Patron, patronne : les Dark Knight du boulot
Pourtant, on imagine mal un dirigeant retarder l’exécution d’un travail qu’il a à accomplir. C’est bien connu, un patron, ça travaille plus que le commun des mortels ! Faut-il y voir un soupçon de paternalisme dans notre vision de l’organigramme d’une entreprise ? Oui, selon Benjamin Brion, Cofondateur de Moodwork, une solution digitale dédiée à la santé mentale des collaborateurs. “On a tendance à penser que les gens qui se situent au-dessus dans la hiérarchie sont forcément plus efficaces, plus forts que nous, qu’ils ne possèdent pas nos défauts”, affirme-t-il.
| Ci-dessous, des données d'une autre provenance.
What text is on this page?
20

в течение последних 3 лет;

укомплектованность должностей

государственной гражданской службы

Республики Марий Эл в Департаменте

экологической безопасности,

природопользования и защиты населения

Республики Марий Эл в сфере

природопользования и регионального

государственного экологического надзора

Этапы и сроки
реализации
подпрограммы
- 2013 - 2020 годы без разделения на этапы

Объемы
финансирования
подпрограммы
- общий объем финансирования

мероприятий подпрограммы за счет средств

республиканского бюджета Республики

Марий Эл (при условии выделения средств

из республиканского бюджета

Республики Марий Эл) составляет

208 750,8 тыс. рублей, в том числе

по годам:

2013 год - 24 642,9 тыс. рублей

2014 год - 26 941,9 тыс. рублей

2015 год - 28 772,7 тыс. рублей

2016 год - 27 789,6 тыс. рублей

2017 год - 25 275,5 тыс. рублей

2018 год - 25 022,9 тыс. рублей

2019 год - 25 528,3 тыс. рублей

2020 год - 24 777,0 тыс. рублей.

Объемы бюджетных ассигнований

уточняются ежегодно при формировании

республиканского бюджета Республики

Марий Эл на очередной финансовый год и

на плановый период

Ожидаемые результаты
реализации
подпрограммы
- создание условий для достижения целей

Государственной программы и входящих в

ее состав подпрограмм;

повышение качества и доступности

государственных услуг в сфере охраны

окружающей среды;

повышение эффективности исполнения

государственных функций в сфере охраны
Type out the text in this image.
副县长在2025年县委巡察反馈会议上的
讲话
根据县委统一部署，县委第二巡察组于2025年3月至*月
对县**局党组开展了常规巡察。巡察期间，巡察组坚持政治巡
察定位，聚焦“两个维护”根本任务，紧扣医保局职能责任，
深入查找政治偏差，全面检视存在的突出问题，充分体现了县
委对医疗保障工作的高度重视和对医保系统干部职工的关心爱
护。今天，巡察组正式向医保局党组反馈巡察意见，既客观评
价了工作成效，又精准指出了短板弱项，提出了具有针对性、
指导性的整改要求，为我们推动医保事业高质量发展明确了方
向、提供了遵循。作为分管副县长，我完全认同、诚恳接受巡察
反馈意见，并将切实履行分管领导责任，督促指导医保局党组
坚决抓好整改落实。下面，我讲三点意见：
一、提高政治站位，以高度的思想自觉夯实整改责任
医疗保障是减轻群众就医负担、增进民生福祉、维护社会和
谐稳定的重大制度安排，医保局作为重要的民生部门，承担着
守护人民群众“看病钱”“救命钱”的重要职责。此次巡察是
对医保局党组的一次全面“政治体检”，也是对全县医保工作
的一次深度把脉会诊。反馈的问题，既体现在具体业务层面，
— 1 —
De plus, la vie d’un dirigeant est nappée de mystères : en tant que collaborateur, il est impossible d’avoir une vue sur l’agenda de son boss (enfin, tout dépend de la boite bien sûr). Beaucoup de décisions se prennent dans la plus stricte confidentialité. “Comme ils ont la maîtrise de leur communication, on ne sait pas exactement combien de jours ont été alloués à une prise de décision stratégique dont personne n’avait connaissance jusque-là”, illustre Marie d’Hautefeuille, psychologue du travail.
Procrastiner, c’est tout sauf de la flemme…
En tant que dirigeant, Benjamin Brion ne cache pas sa propre inclinaison à la procrastination. “Parfois, j’ai tant de choses à faire que je préfère les remettre à demain”, confie-t-il. Un phénomène qu’il décrit comme une forme de protection face au stress engendré par une surcharge.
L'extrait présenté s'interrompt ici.